Hamilton hatte Pole-Mann Verstappen schon am Start überholt und führte trotz mehrerer Rückschläge bis kurz vor Schluss souverän, was den achten Titel für den Briten bedeutet hätte. Dann aber löste der Unfall des Williams-Piloten Nicholas Latifi eine Safety-Car-Phase aus, die letztlich alles auf den Kopf stellte und das Blatt doch noch zugunsten Verstappens wendete. Der Niederländer überholte dank frischer Reifen Hamilton in der letzten Runde und gewann.

Der Mercedes-Protest gegen ein unerlaubtes Überholmanöver von Verstappen vor dem Restart zur letzten Runde wurde von den Stewards an der Rennstrecke zwar ebenso abgelehnt wie die Beeinspruchung des Rennausgangs wegen Verletzung eines Protokolls zum Safety-Car. Ob man gegen das zweite Urteil der Renn-Stewards nun aber an höherer Stelle vorgehen wird, werde noch überlegt, hieß es Sonntagnacht von Mercedes. Die Absicht wurde jedenfalls deponiert, die Unsicherheit blieb damit.

Woran sich Mercedes stößt? Rennleiter Michael Masi hatte in der entscheidenden Safety-Car-Phase fünf überrundeten Fahrern trotz zunächst gegenteiliger Ankündigung das Überholen erlaubt, womit Verstappen plötzlich wieder direkt hinter Hamilton war. Sonst hätte der Niederländer in der letzten Runde zuerst diese fünf Fahrzeuge überholen müssen, um an Hamilton heranzukommen.

Der Showdown

Das 22. und letzte Saisonrennen war aufgrund der Punktgleichheit von Verstappen und Hamilton unter besonderen Vorzeichen gestanden und brachte letztlich ein verrücktes Herzschlagfinish. Die erste vermeintliche Vorentscheidung zugunsten Hamiltons kam schon am Beginn.

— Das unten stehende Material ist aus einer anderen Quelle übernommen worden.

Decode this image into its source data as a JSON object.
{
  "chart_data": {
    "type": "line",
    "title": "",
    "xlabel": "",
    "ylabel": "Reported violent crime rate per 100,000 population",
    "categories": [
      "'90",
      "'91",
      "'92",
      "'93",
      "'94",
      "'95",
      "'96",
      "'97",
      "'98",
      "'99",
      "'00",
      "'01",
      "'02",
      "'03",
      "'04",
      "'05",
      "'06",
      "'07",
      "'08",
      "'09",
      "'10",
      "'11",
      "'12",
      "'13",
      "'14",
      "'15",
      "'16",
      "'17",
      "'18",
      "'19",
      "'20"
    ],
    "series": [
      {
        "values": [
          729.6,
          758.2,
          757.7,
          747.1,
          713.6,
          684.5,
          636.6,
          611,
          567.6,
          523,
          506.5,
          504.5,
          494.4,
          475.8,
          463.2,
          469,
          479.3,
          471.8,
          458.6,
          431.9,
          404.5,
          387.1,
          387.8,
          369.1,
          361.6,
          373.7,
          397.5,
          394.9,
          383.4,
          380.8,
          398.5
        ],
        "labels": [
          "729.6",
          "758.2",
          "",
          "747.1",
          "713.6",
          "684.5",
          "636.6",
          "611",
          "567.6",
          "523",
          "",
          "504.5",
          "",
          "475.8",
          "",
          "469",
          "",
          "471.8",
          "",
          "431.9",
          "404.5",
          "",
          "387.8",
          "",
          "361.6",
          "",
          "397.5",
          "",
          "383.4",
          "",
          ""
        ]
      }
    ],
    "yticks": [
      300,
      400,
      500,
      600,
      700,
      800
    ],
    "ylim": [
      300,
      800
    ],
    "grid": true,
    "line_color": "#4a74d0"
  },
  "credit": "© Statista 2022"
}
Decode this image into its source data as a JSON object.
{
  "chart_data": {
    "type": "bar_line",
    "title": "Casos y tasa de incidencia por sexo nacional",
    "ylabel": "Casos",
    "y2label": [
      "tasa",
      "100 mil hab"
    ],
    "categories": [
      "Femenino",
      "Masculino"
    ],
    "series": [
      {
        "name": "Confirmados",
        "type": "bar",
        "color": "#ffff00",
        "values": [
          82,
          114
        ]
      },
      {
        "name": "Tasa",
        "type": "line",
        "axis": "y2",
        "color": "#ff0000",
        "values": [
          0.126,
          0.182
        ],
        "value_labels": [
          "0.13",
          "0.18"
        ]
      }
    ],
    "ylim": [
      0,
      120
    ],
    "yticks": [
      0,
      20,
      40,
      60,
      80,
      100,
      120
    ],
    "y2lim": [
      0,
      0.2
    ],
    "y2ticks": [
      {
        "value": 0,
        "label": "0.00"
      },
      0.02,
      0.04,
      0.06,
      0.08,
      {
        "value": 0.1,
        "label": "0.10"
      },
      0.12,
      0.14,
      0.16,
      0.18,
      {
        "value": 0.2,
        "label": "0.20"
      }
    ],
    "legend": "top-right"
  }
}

Verstappen verschlief den Start, Hamilton hingegen ging dank starker Reaktionszeit in Führung, obwohl er die härteren Reifen am Auto hatte. Verstappen konterte in Kurve sechs mit einem grenzwertigen Kart-Manöver und drängte sich innen hinein, beide Autos berührten sich leicht.

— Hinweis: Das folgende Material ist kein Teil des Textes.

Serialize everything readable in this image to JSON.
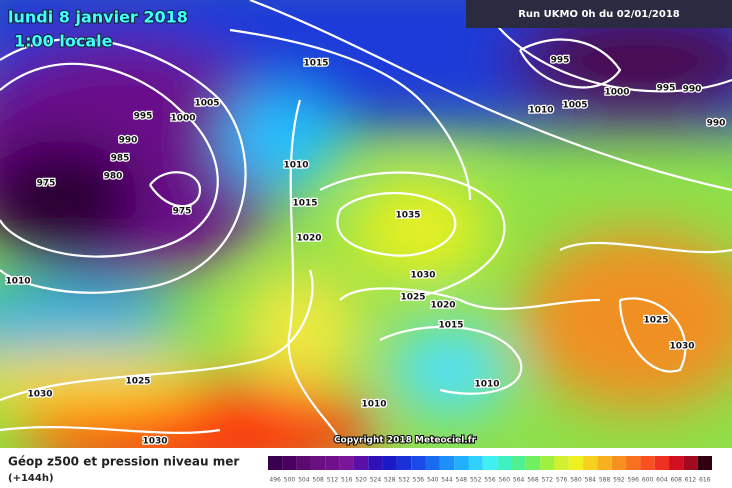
{
  "header": {
    "title": "lundi 8 janvier 2018",
    "subtitle": "1:00 locale",
    "run": "Run UKMO 0h du 02/01/2018"
  },
  "isobar_labels": [
    "995",
    "1000",
    "1005",
    "990",
    "985",
    "980",
    "975",
    "975",
    "1015",
    "1010",
    "1015",
    "1020",
    "1010",
    "1035",
    "1030",
    "1025",
    "1020",
    "1015",
    "1010",
    "1010",
    "1025",
    "1030",
    "1030",
    "995",
    "1000",
    "995",
    "990",
    "990",
    "1010",
    "1005",
    "1025",
    "1030"
  ],
  "copyright": "Copyright 2018 Meteociel.fr",
  "legend": {
    "title": "Géop z500 et pression niveau mer",
    "lead": "(+144h)",
    "scale": [
      "496",
      "500",
      "504",
      "508",
      "512",
      "516",
      "520",
      "524",
      "528",
      "532",
      "536",
      "540",
      "544",
      "548",
      "552",
      "556",
      "560",
      "564",
      "568",
      "572",
      "576",
      "580",
      "584",
      "588",
      "592",
      "596",
      "600",
      "604",
      "608",
      "612",
      "616"
    ]
  }
}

Hamilton blieb nur die Möglichkeit, mittels Notausgang auszuweichen, um eine Kollision zu vermeiden. Danach flogen zwar die Funksprüche hin und her, die Stewards fanden aber keinen Grund für eine Untersuchung, und die dementsprechende Entscheidung von Masi kam rasch und klar. Hamilton ließ sich zwar etwas zurückfallen, aber nur bis der alte Vorsprung wiederhergestellt war. Ein Positionswechsel war nicht notwendig.

Gewappnet

"Unglaublich", ärgerte sich Verstappen darüber am Funk. Der wurde von der Box aber angewiesen, kühlen Kopf zu bewahren. Teamchef Christian Horner monierte, dass in solchen Situationen immer wieder anders entschieden werde. Die Formel-1-Teams hatten zur großen WM-Entscheidung sogar Anwälte mitgebracht, um für solche kritischen Situationen gewappnet zu sein.

Für den nächsten Schlüsselmoment sorgten dann die Reifen. Hamilton machte vorne mit Rekordrunden weiter Druck, um bei Verstappen Reifenverschleiß zu provozieren. Prompt musste der zweitplatzierte Niederländer bei schon fünf Sekunden Rückstand in der 14. von 58 Runden an die Box. Hamilton ging eine Runde später ebenfalls auf harte Reifen. Bei Verstappens Teamkollege Sergio Perez wurde hingegen Plan B ausgerufen mit dem offensichtlichen Ziel, Hamilton aufzuhalten.

Perez ärgert

Rundenlang bekämpfte der Mexikaner mit abgefahrenen Reifen am zweiten Red Bull dann Hamilton. Der Brite verlor dabei über sechs Sekunden, und als er endlich an Perez vorbei gekommen war, hatte Verstappen aufgeschlossen. Trotzdem baute Hamilton danach seinen Vorsprung erneut sukzessive aus und war zur Halbzeit mit vier Sekunden Vorsprung auf Verstappen weiterhin virtuell Weltmeister. Zu diesem Zeitpunkt war das Rennen längst zu einem Zweikampf geworden.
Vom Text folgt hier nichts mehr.